Net losses in fiscal 4Q2016 totaled almost $73 million (minus 68 cents/share), versus year-ago losses of $27.6 million (minus 26 cents). For fiscal 2016, net losses totaled $57 million (minus 54 cents/share), versus year-ago net profit of $420 million ($3.85).

In the U.S. land operations segment, losses totaled $70 million, compared with profits of $34 million in the year-ago quarter and $26 million in earnings sequentially. The decrease in land segment operating income between July and September primarily was attributed to a decline in early termination revenues, as well as charges that included $38 million to decommission used drilling equipment.

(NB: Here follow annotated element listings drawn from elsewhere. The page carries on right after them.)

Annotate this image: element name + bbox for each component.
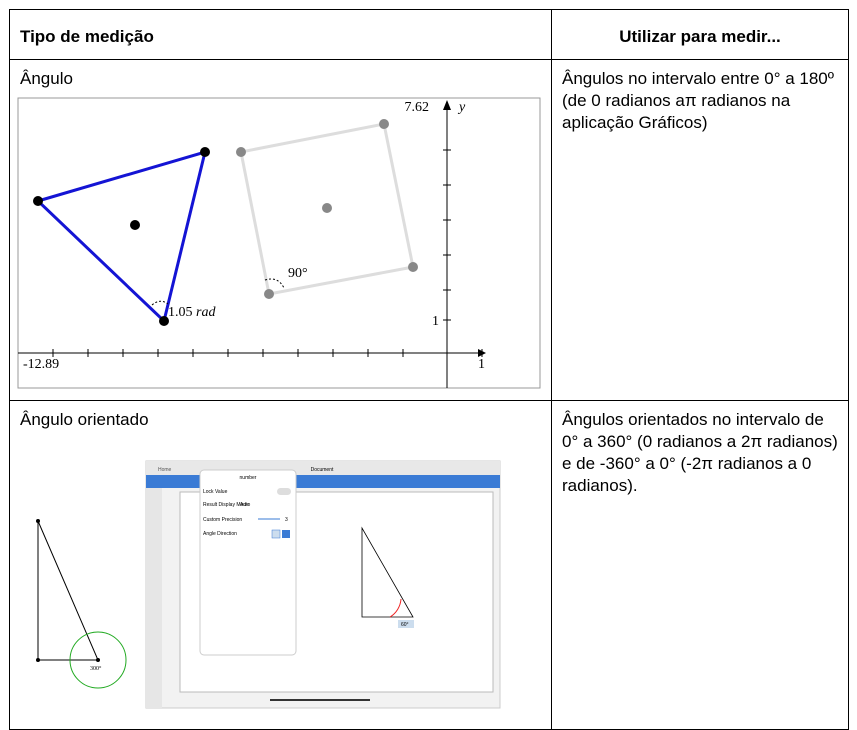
home-indicator <box>270 699 370 701</box>
button[interactable] <box>271 529 281 539</box>
popup-title: number <box>240 475 257 481</box>
angle-arc <box>264 278 285 289</box>
angle-arc <box>69 631 127 689</box>
setting-value: Auto <box>240 502 251 508</box>
points <box>236 119 418 299</box>
setting[interactable]: Custom Precision <box>203 517 242 523</box>
triangle <box>35 149 208 324</box>
figure-angle: 7.62 y -12.89 1 1 1.05 rad 90° <box>17 97 541 389</box>
axis-label: y <box>457 100 466 115</box>
figure-oriented-angle: 300° Home Document 60° number Lock Value… <box>36 460 501 709</box>
description-cell: Ângulos no intervalo entre 0° a 180º (de… <box>551 59 849 401</box>
doc-title: Document <box>311 467 334 473</box>
angle-arc <box>389 598 402 618</box>
axis-label: 1 <box>432 314 439 329</box>
setting[interactable]: Angle Direction <box>203 531 237 537</box>
angle-label: 90° <box>288 266 308 281</box>
triangle <box>361 526 414 618</box>
graph-frame <box>17 97 541 389</box>
page: Tipo de medição Utilizar para medir... Â… <box>9 9 849 730</box>
ticks <box>52 149 483 357</box>
angle-label: 300° <box>90 665 102 672</box>
button[interactable] <box>282 530 290 538</box>
angle-box <box>398 620 414 628</box>
setting[interactable]: Result Display Mode <box>203 502 249 508</box>
sidebar <box>146 488 162 708</box>
angle-label: 60° <box>401 622 409 628</box>
figures: 7.62 y -12.89 1 1 1.05 rad 90° 300° Home… <box>17 97 541 709</box>
popup <box>199 469 297 656</box>
axis-label: 7.62 <box>405 100 430 115</box>
angle-value: 1.05 <box>168 305 193 320</box>
setting-value: 3 <box>285 517 288 523</box>
triangle <box>37 520 99 661</box>
points <box>33 147 210 326</box>
axis-label: -12.89 <box>23 357 59 372</box>
toggle[interactable] <box>277 488 291 495</box>
angle-unit: rad <box>196 305 216 320</box>
toolbar <box>146 475 500 488</box>
arrow <box>443 100 451 110</box>
angle-arc <box>151 300 169 306</box>
angle-label: 1.05 rad <box>168 305 216 320</box>
axis-label: 1 <box>478 357 485 372</box>
setting[interactable]: Lock Value <box>203 489 228 495</box>
description-cell: Ângulos orientados no intervalo de 0° a … <box>551 400 849 730</box>
home[interactable]: Home <box>158 467 172 473</box>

As of Thursday, H&P’s existing fleet included 348 land rigs in the United States, 38 international land rigs and nine offshore platform rigs. In addition, the company is scheduled to deliver two H&P-designed and operated FlexRigs during the calendar year, both under long-term contracts with customers, which when completed would bring the global fleet to 388 land rigs, including 373 AC-drive FlexRigs.